Supervised fine-tuning (SFT), the second step, involves training the LLM on datasets which are labelled accurately and precisely so that the model learns about sector- and domain-specific tasks and nuances. RLHF, short for reinforcement learning from human feedback, is the third step which uses either human or AI feedback to fix errors the LLM makes, Velamakanni said.
“Even in the case of fine-tuning of LLMs, a lot depends on the frequency of the exercise, on whether it is done on a weekly or monthly basis. ChatGPT used to give responses that were dated. Now, with appropriate feedback and proper SFT, it gives an up-to-date response to most queries,” said Ankush Sabharwal, founder and chief executive officer of CoRover.
Experts say that chatbots could be more sensitive to the political and cultural nuances of a country as diverse as India. An AI training method called Retrieval-Augmented Generation (RAG) makes responses generated by LLMs more accurate and contextually relevant, Sabharwal explained.
“Most responses, however, depend on the foundation model that the LLM was trained on. Since Grok is likely trained on all of the data contained on Twitter, it is likely that the chatbot will continue giving the type of responses that it gives,” pointed out.
Some experts say that domestic LLM and large reasoning models (LRM) and AI companies should be mindful of Indian sensitivities.
Training matters
“It is very important that the models should be grounded to the authoritative documents present on the internet,” said Tanmoy Chakraborty.
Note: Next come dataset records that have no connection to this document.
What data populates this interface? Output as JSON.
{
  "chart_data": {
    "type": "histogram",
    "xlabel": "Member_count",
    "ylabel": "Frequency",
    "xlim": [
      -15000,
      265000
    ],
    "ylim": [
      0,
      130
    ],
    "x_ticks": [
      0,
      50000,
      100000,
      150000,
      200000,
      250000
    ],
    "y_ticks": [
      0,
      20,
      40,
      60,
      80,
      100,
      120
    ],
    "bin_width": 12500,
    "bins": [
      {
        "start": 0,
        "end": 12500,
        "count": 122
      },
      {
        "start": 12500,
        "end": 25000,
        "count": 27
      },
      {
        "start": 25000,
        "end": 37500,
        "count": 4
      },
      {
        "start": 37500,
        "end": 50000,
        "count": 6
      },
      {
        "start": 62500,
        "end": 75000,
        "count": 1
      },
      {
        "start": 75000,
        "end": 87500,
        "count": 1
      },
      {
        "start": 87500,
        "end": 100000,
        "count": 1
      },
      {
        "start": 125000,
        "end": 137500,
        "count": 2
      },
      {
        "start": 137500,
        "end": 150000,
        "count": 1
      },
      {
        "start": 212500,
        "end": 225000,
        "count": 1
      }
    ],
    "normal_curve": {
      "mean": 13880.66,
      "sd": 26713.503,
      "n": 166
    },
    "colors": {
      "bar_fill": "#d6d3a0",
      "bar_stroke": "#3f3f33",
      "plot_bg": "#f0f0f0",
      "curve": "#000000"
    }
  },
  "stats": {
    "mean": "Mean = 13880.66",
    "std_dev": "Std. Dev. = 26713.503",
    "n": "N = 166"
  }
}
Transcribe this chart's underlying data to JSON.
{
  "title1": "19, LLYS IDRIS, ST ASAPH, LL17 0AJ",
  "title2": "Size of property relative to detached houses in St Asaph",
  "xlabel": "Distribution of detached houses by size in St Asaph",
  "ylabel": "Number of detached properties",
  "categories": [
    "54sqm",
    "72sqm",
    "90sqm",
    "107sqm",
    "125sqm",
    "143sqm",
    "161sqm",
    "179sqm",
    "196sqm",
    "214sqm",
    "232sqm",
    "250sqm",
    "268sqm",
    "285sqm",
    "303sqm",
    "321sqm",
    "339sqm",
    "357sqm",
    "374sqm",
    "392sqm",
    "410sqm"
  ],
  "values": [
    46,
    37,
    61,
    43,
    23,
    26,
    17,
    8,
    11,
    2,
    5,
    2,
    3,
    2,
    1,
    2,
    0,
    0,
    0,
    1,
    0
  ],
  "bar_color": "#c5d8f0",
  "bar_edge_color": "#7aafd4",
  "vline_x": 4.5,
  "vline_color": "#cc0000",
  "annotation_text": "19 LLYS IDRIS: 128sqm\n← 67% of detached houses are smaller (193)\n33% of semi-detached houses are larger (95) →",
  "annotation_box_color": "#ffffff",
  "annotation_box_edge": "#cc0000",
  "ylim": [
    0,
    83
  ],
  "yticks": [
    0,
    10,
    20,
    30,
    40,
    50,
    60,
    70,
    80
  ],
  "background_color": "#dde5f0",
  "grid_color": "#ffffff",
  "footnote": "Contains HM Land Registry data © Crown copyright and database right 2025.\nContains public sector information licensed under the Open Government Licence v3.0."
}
He is the Rajiv Khemani Young Faculty Chair Professor in AI at the department of Electrical Engineering and the Yardi School of Artificial Intelligence at Indian Institute of Technology Delhi.
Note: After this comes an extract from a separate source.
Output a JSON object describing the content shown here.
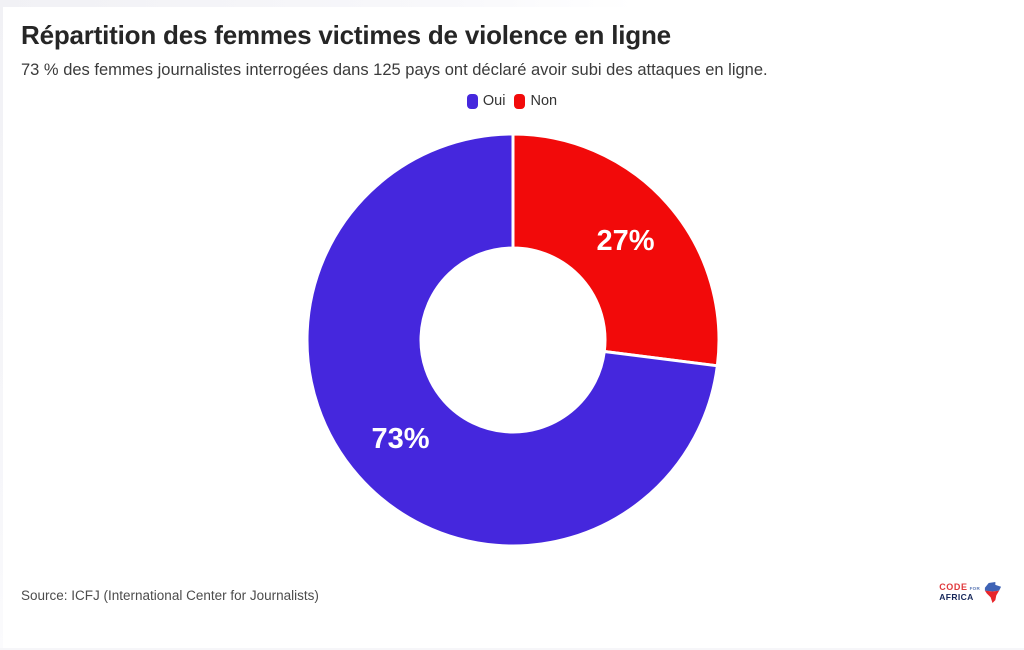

“For example, if someone is asking any health-related stuff, the model should look at CDC [Centers for Disease Control and Prevention of the US] or ICMR [Indian Council of Medical Research] or other published papers on the internet. RAG is one of the right ways to address hallucination,” he said.
LLMs and LRMs can make mistakes and so care should be taken to remove obscenity, pornography, and profanities which might not be palatable to users’ tastes, said Gautam Shroff, a professor at the department of computer science and engineering at Indraprastha Institute of Information Technology, Delhi.
“The only way you can remove it is once during the training of the LLM, and secondly, when such answers are produced, you can have another LLM judging whether this is profane or obscene. But that is the most you can do. Grok’s case does not appear to be a pervasive phenomenon either. It happened once or twice,” Shroff underlined.